ISLAMABAD: Indications about the sources of natural gas to be exported to Pakistan and India by Russia, through Iran, reveal that the gas will be supplied through fields developed by Russians, who will also likely be eligible to receive a certain compensation for their investment in Iranian fields.
Last month, it was reported that Russia was studying a plan to export natural gas to Pakistan and India through Iran in a project that would involve laying an offshore pipeline.
Iran’s Petroleum Minister Bijan Zanganeh told reporters on Saturday that Russian companies could take away a certain amount of the oil at a field they had developed in compensation for the investment they had made in it.
“In case the development of an oil field by Russians leads to production, they can receive a certain amount of what Iran owes them for their investment as oil,” Zanganeh was quoted by Iran’s IRNA news agency as saying.
The Iranian minister did not say the same formula could be applied for reimbursing the Russians for their future investments in Iran’s gas industry.

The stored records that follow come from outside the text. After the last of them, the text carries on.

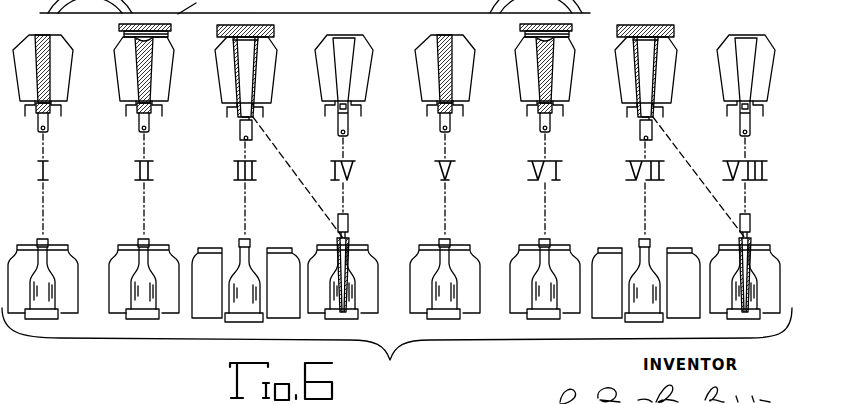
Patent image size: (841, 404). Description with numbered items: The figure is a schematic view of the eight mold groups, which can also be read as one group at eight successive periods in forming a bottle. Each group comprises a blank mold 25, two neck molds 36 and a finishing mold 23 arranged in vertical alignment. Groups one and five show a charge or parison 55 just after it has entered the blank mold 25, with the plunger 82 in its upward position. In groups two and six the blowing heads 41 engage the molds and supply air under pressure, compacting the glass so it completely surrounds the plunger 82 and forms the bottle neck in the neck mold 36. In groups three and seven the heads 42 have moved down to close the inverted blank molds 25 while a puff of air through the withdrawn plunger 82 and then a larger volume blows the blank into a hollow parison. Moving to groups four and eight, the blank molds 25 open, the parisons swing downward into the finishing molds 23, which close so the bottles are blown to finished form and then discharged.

The finishing mold 23 is at (120, 262).
The blank mold 25 is at (118, 68).
The neck mold 36 is at (127, 115).
The blowing head 41 is at (573, 33).
The head 42 is at (275, 29).
The charge or parison 55 is at (47, 33).
The plunger 82 is at (260, 127).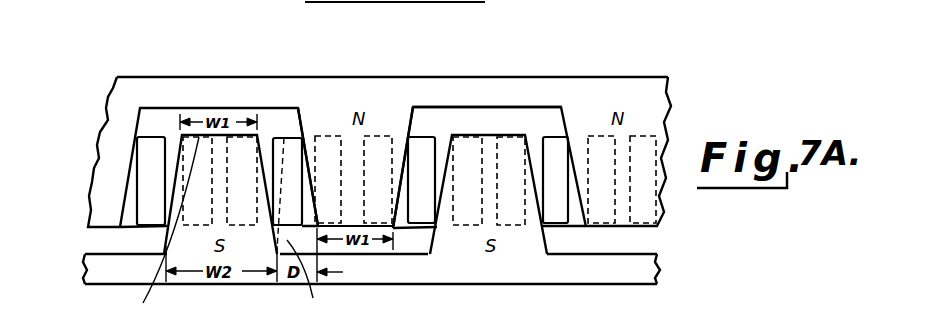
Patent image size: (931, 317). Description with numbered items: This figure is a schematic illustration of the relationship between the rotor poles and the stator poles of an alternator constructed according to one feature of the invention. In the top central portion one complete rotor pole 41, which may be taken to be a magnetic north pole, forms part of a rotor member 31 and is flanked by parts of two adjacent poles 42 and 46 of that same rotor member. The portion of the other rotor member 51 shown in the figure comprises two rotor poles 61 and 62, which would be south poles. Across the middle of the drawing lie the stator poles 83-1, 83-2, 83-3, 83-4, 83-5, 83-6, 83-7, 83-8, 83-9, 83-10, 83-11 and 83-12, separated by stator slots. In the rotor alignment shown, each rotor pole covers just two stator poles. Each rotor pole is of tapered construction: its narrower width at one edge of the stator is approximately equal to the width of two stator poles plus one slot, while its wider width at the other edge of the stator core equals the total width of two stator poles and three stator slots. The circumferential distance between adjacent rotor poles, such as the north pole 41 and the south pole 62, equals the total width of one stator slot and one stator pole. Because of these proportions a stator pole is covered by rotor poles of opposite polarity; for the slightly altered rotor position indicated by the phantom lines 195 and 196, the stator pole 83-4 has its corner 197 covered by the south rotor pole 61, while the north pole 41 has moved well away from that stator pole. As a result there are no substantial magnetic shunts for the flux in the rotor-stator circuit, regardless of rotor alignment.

The rotor member 31 is at (527, 87).
The rotor pole 41 is at (363, 100).
The adjacent rotor pole 42 is at (628, 228).
The adjacent rotor pole 46 is at (110, 177).
The rotor member 51 is at (662, 271).
The rotor pole 61 is at (252, 237).
The rotor pole 62 is at (518, 245).
The phantom line 195 is at (228, 226).
The phantom line 196 is at (318, 110).
The corner 197 is at (291, 286).
The stator pole 83-1 is at (143, 214).
The stator pole 83-2 is at (182, 250).
The stator pole 83-3 is at (266, 205).
The stator pole 83-4 is at (283, 138).
The stator pole 83-5 is at (331, 136).
The stator pole 83-6 is at (378, 135).
The stator pole 83-7 is at (425, 217).
The stator pole 83-8 is at (480, 135).
The stator pole 83-9 is at (522, 135).
The stator pole 83-10 is at (558, 222).
The stator pole 83-11 is at (620, 137).
The stator pole 83-12 is at (647, 197).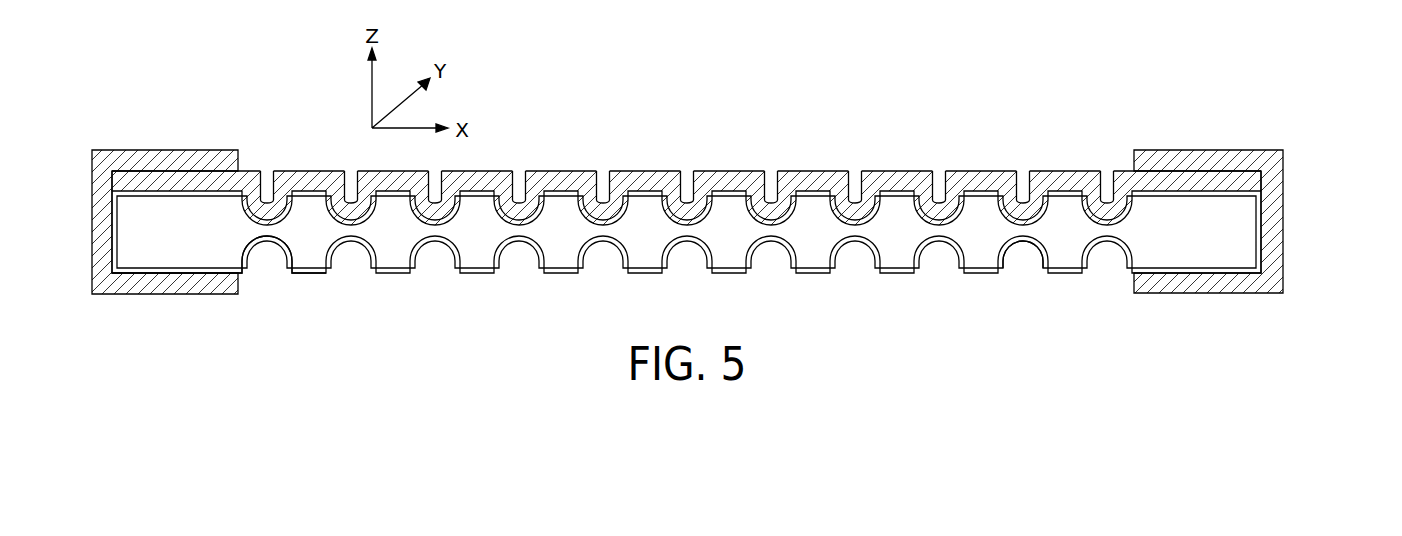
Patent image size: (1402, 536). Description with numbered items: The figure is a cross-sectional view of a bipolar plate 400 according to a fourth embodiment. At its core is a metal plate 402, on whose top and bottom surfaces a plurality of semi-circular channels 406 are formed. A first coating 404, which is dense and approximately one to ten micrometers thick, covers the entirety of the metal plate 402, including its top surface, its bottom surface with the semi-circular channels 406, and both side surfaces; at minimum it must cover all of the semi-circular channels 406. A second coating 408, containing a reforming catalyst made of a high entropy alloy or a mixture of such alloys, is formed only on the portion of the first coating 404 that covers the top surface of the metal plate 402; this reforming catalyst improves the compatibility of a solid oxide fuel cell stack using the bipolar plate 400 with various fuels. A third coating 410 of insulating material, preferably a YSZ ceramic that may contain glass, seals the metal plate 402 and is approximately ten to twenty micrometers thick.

The bipolar plate 400 is at (1307, 228).
The metal plate 402 is at (1228, 247).
The first coating 404 is at (136, 294).
The semi-circular channels 406 is at (1022, 261).
The second coating 408 is at (977, 171).
The third coating 410 is at (103, 231).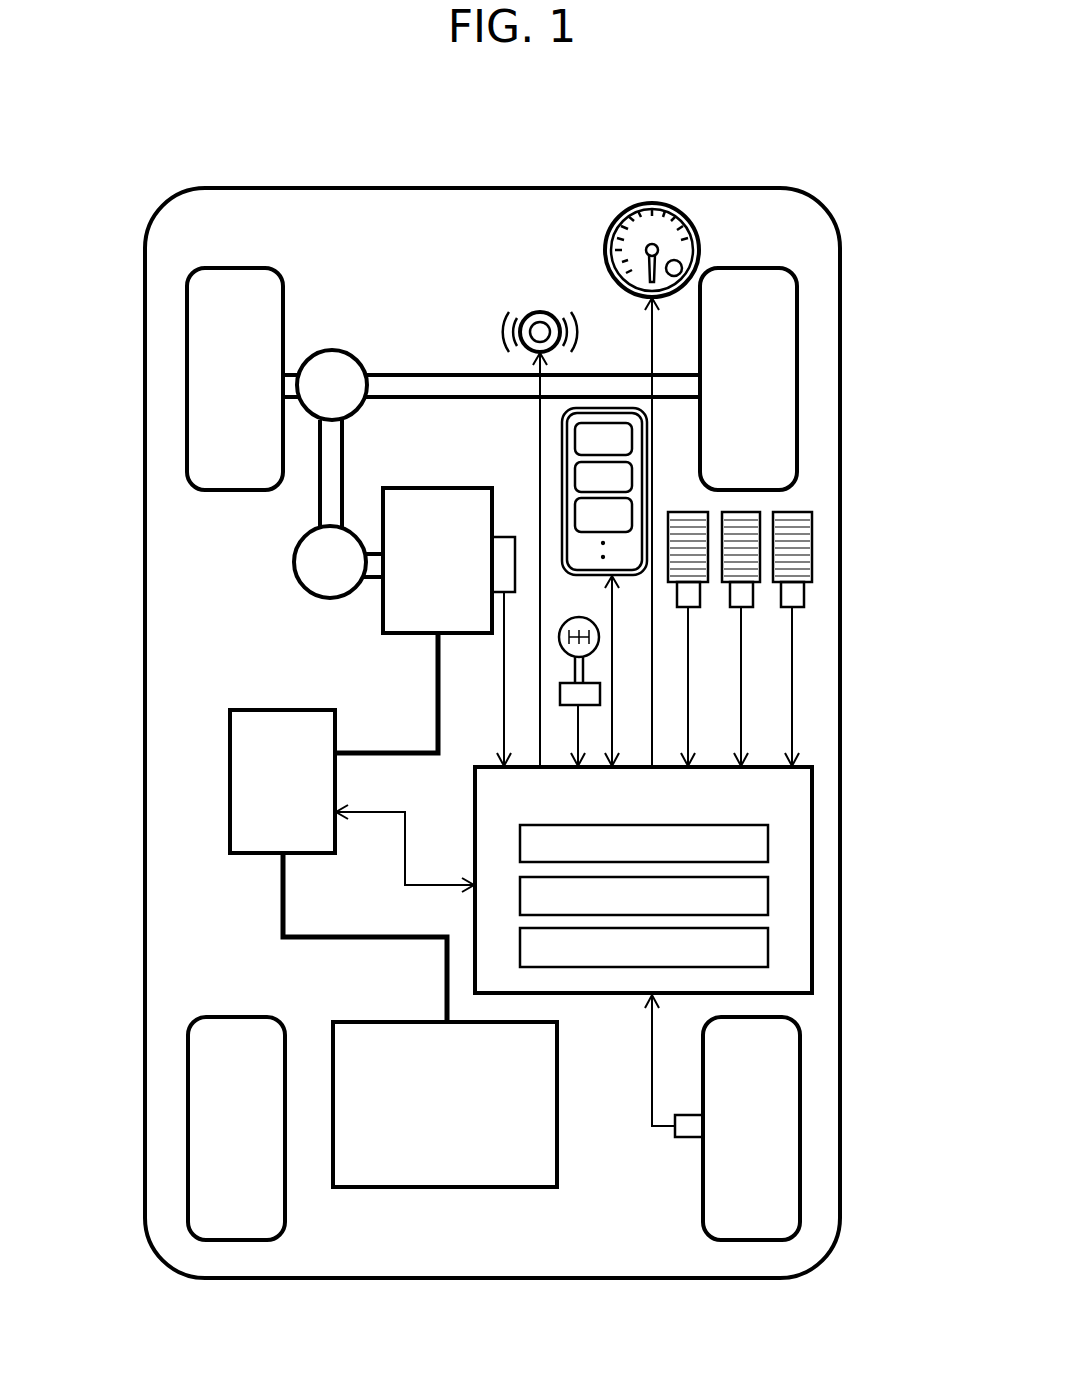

However, it still suggests that the gas to be exported to Pakistan and India in the recently unveiled plan would be provided from fields developed by Russians.
These fields could include some of the major gas fields that Russian companies are negotiating with Iran to develop, including North Pars, Kish, Farzad A and Farzad B.
In agreements signed between Russia and Iran, during Russian President Vladimir Putin’s visit to Tehran last Wednesday, the two countries agreed to promote mutual cooperation over energy issues. Among these agreements, one envisaged exports of natural gas from Iran to Pakistan and thereon India by Russian companies – most importantly Gazprom.
Earlier in May, media had quoted Zanganeh as saying that Gazprom had signed basic agreements with the National Iranian Oil Company (NIOC) to study the development of North Pars, Kish and Farzad B gas fields. Later in June, he said that the Russian energy giant was also discussing the development of Farzad A with Iran.
Among these fields, Kish is expected to be the most important source with an in-place reserve of 1.3 trillion cubic meters of gas and expectations of producing 85 million cubic meters once developed. Zanganeh told reporters that Russian companies had asked to extend their deadlines for present plans for the development of the four fields.
“They have demanded to extend the deadlines for the basic agreements [over the fields] and we agreed with their request,” the Iranian minister said.